Since last year, China and the United States have been locked in a trade conflict as Washington seeks to fix the trade balance, currently tilted in favour of Beijing. The two nations have raised or threatened to raise tariffs on each other’s goods, moves that could re-draw trade flows and that have threatened to derail the global economy.
“China has excess (steel) capacity and there is a concern they could re-route it through other countries like Vietnam and Cambodia into India,” an Indian government source with direct knowledge of the matter said.
“Steel sector is vulnerable,” the source said, declining to be identified due to the sensitive nature of discussions.
India, the world’s second-largest steel producer, turned net importer in the year ended March 31, 2019 after a gap of three years. That is because the country lacks the capability to produce high-quality steel and has lost some of its global clients to cheaper exports from China, Japan and South Korea.
“China, Japan, Korea which are major exporters to U.S., Europe and Canada, because of trade actions, they are also diverting steel into India,” Seshagiri Rao, joint managing director at JSW Steel Ltd, told Reuters.

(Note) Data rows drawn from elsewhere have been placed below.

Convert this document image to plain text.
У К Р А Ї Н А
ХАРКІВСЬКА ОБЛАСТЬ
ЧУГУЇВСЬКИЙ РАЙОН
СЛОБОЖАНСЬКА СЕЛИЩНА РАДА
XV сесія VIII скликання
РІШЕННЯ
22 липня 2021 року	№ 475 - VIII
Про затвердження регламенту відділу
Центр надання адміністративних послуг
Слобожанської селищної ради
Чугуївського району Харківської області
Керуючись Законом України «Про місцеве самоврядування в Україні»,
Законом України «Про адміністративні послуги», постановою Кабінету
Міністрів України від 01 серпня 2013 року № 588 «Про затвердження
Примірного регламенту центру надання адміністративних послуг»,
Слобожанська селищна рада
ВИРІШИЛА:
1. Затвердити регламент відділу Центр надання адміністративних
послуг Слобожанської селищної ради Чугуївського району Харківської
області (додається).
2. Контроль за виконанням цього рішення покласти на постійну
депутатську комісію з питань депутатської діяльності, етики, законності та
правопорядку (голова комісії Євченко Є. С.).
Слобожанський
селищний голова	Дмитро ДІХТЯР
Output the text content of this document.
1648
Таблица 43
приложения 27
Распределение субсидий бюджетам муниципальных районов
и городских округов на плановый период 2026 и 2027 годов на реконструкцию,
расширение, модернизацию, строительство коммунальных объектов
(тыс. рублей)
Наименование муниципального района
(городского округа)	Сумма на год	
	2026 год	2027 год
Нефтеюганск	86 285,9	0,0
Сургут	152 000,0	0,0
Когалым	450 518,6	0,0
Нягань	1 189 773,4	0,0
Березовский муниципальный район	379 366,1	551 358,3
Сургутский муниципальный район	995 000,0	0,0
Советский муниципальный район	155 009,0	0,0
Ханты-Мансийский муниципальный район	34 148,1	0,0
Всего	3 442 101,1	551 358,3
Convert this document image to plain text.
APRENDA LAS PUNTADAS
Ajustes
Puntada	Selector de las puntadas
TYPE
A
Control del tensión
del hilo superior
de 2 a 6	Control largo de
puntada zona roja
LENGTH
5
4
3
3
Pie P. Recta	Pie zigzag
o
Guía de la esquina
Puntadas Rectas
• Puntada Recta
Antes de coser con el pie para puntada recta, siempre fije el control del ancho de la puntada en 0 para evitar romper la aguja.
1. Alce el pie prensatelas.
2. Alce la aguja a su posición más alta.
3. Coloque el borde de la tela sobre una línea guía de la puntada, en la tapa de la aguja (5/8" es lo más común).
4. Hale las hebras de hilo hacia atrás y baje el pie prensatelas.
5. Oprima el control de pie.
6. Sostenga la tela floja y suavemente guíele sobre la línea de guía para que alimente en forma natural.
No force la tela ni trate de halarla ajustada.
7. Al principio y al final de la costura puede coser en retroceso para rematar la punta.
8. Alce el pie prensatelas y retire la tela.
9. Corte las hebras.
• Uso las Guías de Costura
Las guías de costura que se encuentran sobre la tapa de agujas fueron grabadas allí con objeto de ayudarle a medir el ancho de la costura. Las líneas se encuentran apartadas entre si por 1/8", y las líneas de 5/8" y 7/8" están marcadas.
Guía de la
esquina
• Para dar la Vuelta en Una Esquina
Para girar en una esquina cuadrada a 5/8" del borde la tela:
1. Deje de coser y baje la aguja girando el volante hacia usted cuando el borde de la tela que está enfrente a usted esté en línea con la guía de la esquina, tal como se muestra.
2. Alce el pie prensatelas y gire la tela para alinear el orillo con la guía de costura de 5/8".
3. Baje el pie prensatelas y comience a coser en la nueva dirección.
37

“It is very much essential for government of India to increase the safeguard duty to 25 percent as soon as possible,” said Rao. Currently, there are a range of such duty levels.
Last month, steel companies JSW, Steel Authority of India, Tata Steel, Jindal Steel and Power – controlling over 45 percent of India’s total steel production – met with government officials to ask for safeguards, according to a source who attended the meeting.
During the meeting, Steel Secretary Binoy Kumar, the top bureaucrat in the Ministry of Steel, also said that the steel industry was at risk from global excess capacity, the source said.
Kumar said India need to act soon to protect its fragile steel industry from predatory imports as it would be difficult to revive it if the situation was allowed to deteriorate for three-to-four years. However, he said a decision on safeguard duties has not yet been taken.
The steel ministry did not respond to Reuters’ emails and phone calls seeking comments. Neither did SAIL, Tata and JSPL.
“What we are seeing is that part of displaced exports is already making inroads,” said Arnab Kumar Hazra, assistant secretary general at the Indian Steel Association, which represents major steel producers. There was therefore every reason to argue for safeguard duties given the perceived threat, he said.
India had imposed a slew of safeguards in 2015-2017 on several steel products to curb cheaper imports and protect local industry, prompting Japan to refer India’s behaviour to the World Trade Organization (WTO) dispute panel.
India’s trade deficit with China jumped more than a nine fold over the past decade to $63.05 billion (49 billion pounds) in the year ending March 2018.
With the latest U.S. tariffs on Chinese goods, India fears Beijing could also re-route exports of electronic items, toys, furniture and organic chemicals to India through other Southeast Asian nations.
New Delhi and Beijing have been negotiating over greater market access as China wants to exports milk products and apples to India while New Delhi wants to sell China bovine meat, sources said.